Лязгнули засовы, чулан погрузился в темноту.

Где-то далеко яростно заливались собаки. В чулане пахло сыростью и землей. Как только затихли шаги бандитов, Мила сначала перевалилась на бок, а затем, после нескольких неудачных попыток, села, привалясь к шершавой стене. Тело ныло, не желая слушаться. «Неудивительно, – подумала она, – странно, как это я вообще что либо чувствую». Ее связали еще в Скадовске, перед тем, как швырнуть в машину. Теперь запястья онемели и едва покалывали, скотч, которым воспользовался Филимонов, когда стягивал руки и щиколотки, держал крепче любых наручников. Мила бледно улыбнулась, подумав о Гарри Гудини,[21] которому посчастливилось умереть до изобретения липкой ленты.

«Хотела бы я посмотреть, как бы он…»

«Не хотела бы».

В конце концов оставив бесплодные попытки освободиться, она принялась ждать. Больше ничего не оставалось. Сон не шел к Миле, и это было странно. После перенесенных потрясений. Взвесить шансы тоже не получалось, – мешал страх. Липкий и тягучий. Сперма высохла и напоминала клей. «От меня, наверное, разит, как от… от…», – она не знала, как от кого? В принципе, это было не так уж важно. Потом Мила вспомнила историю о цирковом фокуснике, умевшем останавливать сердце. И подумала, что эта способность пригодилась бы ей. Потому что умирать не всегда страшно.
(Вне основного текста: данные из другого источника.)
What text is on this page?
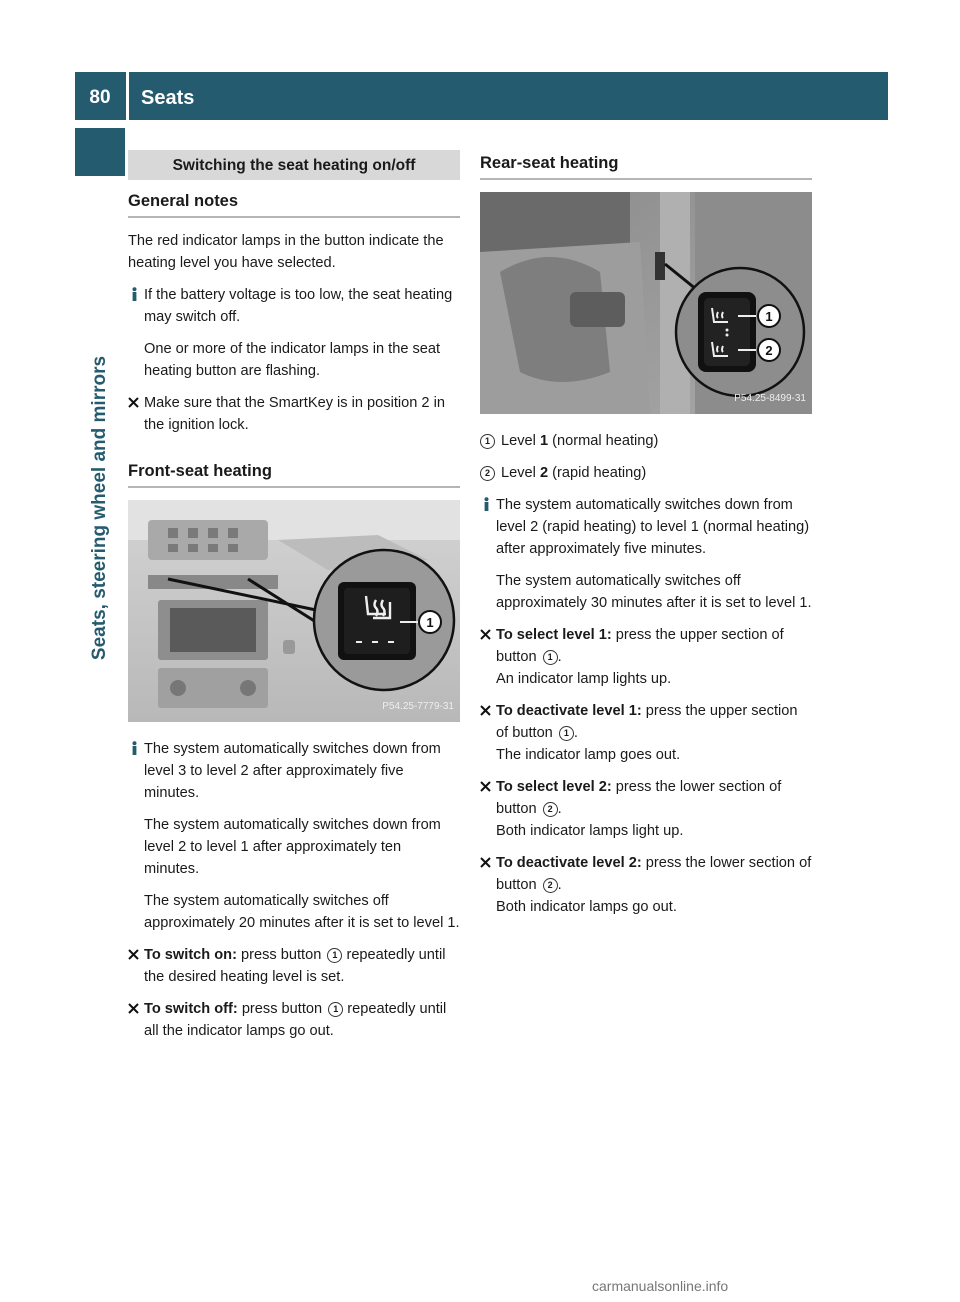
80	Seats
Seats, steering wheel and mirrors
Switching the seat heating on/off
General notes

The red indicator lamps in the button indicate the heating level you have selected.

If the battery voltage is too low, the seat heating may switch off.

One or more of the indicator lamps in the seat heating button are flashing.

Make sure that the SmartKey is in position 2 in the ignition lock.
Front-seat heating
1
P54.25-7779-31

The system automatically switches down from level 3 to level 2 after approximately five minutes.

The system automatically switches down from level 2 to level 1 after approximately ten minutes.

The system automatically switches off approximately 20 minutes after it is set to level 1.

To switch on: press button 1 repeatedly until the desired heating level is set.
To switch off: press button 1 repeatedly until all the indicator lamps go out.
Rear-seat heating
1
2
P54.25-8499-31

1 Level 1 (normal heating)

2 Level 2 (rapid heating)

The system automatically switches down from level 2 (rapid heating) to level 1 (normal heating) after approximately five minutes.

The system automatically switches off approximately 30 minutes after it is set to level 1.

To select level 1: press the upper section of button 1 .
An indicator lamp lights up.

To deactivate level 1: press the upper section of button 1 .
The indicator lamp goes out.

To select level 2: press the lower section of button 2 .
Both indicator lamps light up.

To deactivate level 2: press the lower section of button 2 .
Both indicator lamps go out.

carmanualsonline.info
Бывает кое-что страшнее смерти. Мила попыталась приказать сердцу не биться, но то лишь застучало сильнее.

* * *

И все же сон сморил ее, правда, это случилось уже под утро, незадолго до пронзительных воплей петухов, встречающих каждый новый день многоголосым хором так, будто он последний. Собственно, она и так продержалась на ногах поразительно долго, с учетом выпавших на ее долю испытаний. Наверное, потому, что была слишком взвинчена, наэлектризована, чтобы уснуть. Она решила, – этого никогда не случится, ведь есть несчастные, которые вообще теряют способность спать, их жизнь заканчивается смертью от нервного истощения. Сон долго подкрадывался к Миле, прячась за ухающим пульсом, за невероятным возбуждением бесконечного дня, а потом прыгнул на нее и сразил мгновенно, как пуля.

Правда, сон не принес ни облегчения, ни отдыха. Он оказался кошмаром, причем, Мила с ужасом удостоверилась, что ее подсознание способно транслировать ей многосерийные кошмары, нечто вроде сериалов, которые ежедневно идут по телевизору, околпачивая и без того задерганных людей. Впрочем, чего другого следовало ожидать? Если жизнь наяву превратилась в непрерывный фильм ужасов, то и Ии виртуальная составляющая соответствующая.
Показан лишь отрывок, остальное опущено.